Merge lp:~daniel-nichter/drizzle/fix-slave-reconnect-bug-956200 into lp:drizzle

Proposed by Daniel Nichter
Status: Work in progress
Proposed branch: lp:~daniel-nichter/drizzle/fix-slave-reconnect-bug-956200
Merge into: lp:drizzle
Diff against target: 267 lines (+84/-65)
3 files modified
plugin/slave/queue_producer.cc (+55/-41)
plugin/slave/queue_producer.h (+2/-2)
plugin/slave/replication_slave.cc (+27/-22)
To merge this branch: bzr merge lp:~daniel-nichter/drizzle/fix-slave-reconnect-bug-956200
Reviewer Review Type Date Requested Status
David Shrewsbury (community) Disapprove
Drizzle Trunk Pending
Review via email: mp+104046@code.launchpad.net

Description of the change

Fixes bug 956200 (slave config file option max-reconnects doesn't work) and bug 956214 (slave doesn't set status to STOPPED after max-reconnecct failures).

To post a comment you must log in.
Revision history for this message
David Shrewsbury (dshrews) wrote :

Although I whole-heartedly agree with the changes you are trying to make, I think parts of it need reworked a bit.

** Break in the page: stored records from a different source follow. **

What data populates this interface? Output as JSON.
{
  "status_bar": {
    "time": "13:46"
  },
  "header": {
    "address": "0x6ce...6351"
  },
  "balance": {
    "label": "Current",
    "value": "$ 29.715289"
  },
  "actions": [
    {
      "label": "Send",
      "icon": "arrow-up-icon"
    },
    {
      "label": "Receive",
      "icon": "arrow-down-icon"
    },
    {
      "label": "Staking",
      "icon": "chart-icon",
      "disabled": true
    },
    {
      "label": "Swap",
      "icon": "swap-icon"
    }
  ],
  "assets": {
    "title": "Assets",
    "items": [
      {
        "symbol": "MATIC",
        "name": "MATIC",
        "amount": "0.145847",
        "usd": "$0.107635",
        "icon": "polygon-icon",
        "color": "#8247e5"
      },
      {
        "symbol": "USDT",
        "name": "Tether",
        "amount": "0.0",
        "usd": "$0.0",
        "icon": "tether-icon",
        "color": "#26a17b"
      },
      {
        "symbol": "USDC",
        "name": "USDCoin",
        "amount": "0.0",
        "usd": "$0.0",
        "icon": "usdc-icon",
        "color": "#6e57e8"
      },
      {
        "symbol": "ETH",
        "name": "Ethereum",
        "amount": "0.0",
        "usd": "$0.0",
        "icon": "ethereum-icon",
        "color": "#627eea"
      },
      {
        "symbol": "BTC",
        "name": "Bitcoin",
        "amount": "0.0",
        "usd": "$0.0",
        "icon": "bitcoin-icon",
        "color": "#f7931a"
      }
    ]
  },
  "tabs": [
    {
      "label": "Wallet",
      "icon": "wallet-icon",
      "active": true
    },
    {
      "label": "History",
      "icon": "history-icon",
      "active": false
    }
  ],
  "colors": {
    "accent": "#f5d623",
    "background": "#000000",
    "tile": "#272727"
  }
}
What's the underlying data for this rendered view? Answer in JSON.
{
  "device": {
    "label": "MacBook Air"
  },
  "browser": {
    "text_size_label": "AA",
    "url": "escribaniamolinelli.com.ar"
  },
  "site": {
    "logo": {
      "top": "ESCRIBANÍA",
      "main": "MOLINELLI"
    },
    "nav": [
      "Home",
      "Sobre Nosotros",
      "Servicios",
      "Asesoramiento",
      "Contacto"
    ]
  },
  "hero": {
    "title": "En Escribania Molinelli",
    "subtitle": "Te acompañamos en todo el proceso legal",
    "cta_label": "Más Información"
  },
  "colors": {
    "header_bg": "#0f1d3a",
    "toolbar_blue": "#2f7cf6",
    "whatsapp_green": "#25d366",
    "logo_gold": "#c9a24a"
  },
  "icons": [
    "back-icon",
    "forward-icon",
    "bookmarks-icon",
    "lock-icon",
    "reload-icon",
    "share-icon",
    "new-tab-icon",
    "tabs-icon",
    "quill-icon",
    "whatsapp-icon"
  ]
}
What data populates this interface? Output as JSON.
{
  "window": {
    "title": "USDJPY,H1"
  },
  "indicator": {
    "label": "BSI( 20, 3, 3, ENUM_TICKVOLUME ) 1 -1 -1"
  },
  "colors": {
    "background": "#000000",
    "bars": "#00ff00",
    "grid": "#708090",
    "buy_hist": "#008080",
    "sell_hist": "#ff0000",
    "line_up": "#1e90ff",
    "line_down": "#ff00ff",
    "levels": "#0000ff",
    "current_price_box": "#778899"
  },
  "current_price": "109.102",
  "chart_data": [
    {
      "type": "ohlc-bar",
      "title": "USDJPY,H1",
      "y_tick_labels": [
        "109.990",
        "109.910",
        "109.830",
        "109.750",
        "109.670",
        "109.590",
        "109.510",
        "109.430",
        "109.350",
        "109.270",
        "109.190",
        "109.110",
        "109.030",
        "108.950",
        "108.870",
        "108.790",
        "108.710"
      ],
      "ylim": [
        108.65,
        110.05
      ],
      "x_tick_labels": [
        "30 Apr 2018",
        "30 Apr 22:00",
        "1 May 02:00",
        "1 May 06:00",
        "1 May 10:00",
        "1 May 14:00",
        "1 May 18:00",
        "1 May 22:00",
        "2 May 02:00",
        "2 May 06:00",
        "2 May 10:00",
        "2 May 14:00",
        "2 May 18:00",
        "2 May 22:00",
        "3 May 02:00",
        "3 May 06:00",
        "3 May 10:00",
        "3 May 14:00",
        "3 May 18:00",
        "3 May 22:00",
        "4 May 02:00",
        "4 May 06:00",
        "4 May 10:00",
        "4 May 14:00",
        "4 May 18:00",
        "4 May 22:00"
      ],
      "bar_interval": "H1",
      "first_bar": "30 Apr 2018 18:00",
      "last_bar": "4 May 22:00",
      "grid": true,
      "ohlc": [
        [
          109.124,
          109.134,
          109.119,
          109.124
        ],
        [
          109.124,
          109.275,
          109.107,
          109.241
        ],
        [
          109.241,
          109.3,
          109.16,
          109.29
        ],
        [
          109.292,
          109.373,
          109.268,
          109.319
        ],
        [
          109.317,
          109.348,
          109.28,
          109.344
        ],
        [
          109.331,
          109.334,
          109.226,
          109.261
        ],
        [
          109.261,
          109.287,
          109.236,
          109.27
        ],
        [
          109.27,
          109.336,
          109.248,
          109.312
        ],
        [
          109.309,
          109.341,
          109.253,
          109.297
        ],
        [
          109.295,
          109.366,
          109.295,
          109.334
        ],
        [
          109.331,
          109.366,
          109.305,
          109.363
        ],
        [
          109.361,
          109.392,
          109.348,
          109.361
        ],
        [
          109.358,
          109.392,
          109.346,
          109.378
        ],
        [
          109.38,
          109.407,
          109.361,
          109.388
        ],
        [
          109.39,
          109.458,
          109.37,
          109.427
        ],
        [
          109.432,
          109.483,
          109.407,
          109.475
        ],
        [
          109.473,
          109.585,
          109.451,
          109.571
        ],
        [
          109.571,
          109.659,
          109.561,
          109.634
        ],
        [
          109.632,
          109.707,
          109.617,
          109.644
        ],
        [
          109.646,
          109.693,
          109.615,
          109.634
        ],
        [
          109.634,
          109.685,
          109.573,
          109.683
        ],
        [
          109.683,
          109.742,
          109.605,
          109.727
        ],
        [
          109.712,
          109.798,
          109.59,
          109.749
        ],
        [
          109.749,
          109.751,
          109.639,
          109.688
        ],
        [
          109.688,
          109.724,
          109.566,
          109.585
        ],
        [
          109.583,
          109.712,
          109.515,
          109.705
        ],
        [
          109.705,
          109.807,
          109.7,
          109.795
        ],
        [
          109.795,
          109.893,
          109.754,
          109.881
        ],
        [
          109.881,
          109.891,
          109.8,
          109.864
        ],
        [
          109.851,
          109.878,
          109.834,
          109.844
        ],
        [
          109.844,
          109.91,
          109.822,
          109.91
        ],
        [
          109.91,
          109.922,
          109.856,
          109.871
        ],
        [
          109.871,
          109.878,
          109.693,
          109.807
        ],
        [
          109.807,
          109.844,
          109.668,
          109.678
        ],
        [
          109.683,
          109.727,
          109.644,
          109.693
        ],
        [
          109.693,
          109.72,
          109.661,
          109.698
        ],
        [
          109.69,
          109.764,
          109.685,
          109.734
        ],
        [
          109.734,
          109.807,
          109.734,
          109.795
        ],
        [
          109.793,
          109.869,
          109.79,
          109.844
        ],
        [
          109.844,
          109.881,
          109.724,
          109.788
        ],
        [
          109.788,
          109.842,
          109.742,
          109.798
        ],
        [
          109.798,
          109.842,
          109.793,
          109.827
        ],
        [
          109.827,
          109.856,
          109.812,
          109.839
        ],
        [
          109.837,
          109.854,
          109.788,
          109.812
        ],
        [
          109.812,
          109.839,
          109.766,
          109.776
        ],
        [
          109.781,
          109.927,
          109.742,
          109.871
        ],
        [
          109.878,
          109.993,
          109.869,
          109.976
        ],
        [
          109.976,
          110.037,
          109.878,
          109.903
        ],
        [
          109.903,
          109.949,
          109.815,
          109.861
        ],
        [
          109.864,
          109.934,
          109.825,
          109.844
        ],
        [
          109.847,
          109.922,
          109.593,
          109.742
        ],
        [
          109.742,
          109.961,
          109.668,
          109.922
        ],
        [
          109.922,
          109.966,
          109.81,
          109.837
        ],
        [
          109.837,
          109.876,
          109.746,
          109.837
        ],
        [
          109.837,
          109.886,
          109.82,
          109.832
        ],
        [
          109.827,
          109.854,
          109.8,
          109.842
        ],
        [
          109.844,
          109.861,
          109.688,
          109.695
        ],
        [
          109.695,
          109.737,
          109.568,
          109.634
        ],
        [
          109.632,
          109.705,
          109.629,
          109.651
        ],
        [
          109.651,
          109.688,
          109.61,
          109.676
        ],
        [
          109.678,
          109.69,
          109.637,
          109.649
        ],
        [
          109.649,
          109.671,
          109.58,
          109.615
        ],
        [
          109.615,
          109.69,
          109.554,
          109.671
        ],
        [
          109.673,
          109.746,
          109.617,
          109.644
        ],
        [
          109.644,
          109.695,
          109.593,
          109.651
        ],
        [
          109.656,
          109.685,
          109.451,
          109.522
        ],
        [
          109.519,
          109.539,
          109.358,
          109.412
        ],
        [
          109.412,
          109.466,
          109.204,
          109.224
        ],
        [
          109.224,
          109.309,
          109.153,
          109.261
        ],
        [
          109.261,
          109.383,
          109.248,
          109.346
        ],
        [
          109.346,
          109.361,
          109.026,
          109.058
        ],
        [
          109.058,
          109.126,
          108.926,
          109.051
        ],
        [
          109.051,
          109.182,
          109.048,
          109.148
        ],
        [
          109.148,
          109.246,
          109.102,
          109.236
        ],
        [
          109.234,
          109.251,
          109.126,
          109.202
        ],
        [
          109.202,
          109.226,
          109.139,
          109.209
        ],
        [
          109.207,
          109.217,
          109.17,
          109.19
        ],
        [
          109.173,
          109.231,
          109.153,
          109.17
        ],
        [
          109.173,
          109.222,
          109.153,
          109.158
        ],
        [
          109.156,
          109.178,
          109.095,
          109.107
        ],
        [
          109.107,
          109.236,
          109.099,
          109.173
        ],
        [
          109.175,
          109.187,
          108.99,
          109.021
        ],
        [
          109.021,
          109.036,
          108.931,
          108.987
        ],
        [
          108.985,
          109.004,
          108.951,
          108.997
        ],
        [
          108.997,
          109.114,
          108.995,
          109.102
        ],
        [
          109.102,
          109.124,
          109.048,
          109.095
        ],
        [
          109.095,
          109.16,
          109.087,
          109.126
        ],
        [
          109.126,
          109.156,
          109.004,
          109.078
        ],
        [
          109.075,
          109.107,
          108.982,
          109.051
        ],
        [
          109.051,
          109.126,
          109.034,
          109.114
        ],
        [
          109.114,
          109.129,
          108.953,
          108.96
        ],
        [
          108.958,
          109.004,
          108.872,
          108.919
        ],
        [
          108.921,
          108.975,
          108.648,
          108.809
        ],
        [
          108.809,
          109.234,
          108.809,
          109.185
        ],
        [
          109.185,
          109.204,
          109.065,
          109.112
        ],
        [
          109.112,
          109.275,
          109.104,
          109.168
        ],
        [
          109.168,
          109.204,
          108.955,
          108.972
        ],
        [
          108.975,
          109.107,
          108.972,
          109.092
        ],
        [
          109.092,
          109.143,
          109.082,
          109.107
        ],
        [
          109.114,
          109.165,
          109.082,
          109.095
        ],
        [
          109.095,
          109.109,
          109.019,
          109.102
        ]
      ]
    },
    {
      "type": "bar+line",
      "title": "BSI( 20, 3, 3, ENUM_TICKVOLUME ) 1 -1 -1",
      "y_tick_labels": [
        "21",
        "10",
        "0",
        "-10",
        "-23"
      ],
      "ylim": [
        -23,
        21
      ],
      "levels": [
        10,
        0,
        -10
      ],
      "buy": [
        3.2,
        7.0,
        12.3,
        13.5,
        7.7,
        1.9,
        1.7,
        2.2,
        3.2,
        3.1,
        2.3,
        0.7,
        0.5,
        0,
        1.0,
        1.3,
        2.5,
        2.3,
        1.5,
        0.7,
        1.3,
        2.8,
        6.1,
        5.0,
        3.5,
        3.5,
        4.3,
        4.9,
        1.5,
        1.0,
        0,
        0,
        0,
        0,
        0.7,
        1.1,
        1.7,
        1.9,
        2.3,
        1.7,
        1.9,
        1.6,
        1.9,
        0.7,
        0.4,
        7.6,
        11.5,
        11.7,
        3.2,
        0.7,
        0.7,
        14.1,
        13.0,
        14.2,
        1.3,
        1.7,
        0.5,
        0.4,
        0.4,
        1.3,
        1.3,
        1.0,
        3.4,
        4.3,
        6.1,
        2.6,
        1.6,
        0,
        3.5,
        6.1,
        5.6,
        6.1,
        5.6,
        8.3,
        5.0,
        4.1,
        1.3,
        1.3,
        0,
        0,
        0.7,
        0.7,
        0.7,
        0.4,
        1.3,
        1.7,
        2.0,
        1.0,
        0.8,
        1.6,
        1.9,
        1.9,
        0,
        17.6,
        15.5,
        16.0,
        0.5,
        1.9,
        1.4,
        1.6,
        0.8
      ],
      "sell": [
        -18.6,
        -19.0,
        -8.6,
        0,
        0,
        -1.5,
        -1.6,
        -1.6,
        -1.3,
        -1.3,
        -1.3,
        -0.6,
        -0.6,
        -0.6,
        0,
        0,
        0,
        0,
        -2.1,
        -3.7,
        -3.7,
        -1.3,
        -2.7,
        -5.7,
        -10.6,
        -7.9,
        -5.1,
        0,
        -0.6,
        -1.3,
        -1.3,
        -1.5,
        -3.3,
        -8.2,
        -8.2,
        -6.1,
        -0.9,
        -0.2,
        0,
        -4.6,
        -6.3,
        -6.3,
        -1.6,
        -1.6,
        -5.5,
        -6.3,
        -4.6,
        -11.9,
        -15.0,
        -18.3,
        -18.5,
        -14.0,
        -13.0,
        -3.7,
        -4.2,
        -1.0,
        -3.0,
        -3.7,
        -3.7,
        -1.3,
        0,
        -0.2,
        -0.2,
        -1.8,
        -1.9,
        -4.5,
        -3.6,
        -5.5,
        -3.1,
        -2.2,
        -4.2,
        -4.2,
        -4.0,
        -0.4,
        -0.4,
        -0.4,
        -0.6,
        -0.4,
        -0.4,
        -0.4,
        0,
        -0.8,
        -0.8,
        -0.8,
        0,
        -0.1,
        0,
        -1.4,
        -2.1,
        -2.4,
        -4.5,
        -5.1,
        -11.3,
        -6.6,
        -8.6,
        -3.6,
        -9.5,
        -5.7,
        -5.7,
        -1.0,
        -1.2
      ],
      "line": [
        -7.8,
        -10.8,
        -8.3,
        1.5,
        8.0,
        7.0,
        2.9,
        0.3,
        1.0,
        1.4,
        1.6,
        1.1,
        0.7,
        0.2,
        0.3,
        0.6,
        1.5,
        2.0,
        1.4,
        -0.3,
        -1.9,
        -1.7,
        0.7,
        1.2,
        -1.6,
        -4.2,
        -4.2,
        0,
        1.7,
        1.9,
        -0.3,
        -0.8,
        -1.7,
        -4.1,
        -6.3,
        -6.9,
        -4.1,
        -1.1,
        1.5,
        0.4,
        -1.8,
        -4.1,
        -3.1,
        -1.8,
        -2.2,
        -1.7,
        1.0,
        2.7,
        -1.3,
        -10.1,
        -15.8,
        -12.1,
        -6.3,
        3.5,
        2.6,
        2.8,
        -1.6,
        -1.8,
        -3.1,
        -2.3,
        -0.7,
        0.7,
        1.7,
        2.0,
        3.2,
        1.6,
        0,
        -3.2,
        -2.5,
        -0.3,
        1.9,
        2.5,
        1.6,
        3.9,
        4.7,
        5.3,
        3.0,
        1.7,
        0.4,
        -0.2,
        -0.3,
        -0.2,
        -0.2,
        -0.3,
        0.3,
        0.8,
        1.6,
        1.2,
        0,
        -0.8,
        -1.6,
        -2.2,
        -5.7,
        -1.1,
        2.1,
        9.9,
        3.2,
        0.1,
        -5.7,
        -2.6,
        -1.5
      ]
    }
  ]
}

We need to keep the concept of when a thread is actually alive (i.e., RUNNING) vs. when the thread has terminated (STOPPED). You've essentially redefined those states here, and that's the part I disagree with. What we need instead is to add additional thread states. E.g.,

  * running and initializing (INITIALIZING). This would likely replace RUNNING.
  * running and disconnected and will not attempt reconnect (DISCONNECTED)
  * running and awaiting reconnect (RECONNECTING)
  * running and connected normally (CONNECTED)
  * running but in some awful error state (ERROR)
  * thread has terminated normally (STOPPED)
  * etc.

Something along those lines. Those states are just off the top of my head and I'm open to what is defined.

And although I was the one to move max-reconnects to each [masterN] section for some inexplicable reason, wouldn't we want the max-reconnect, seconds-between-reconnects, and io-thread-sleep values to be common values among all defined masters, rather than defined separately for each master?

review: Disapprove
Revision history for this message
Daniel Nichter (daniel-nichter) wrote :

Dave,

I agree: we need additional states, and I had already planned to tackle that too after further discussion. For right now, however, slave is broken and this patch is just a first step to fix it. More work is needed, but who knows when that work will be done. Since the patch doesn't break or regress any features, I think it's worth accepting now, and we'll continue to improve it when we can.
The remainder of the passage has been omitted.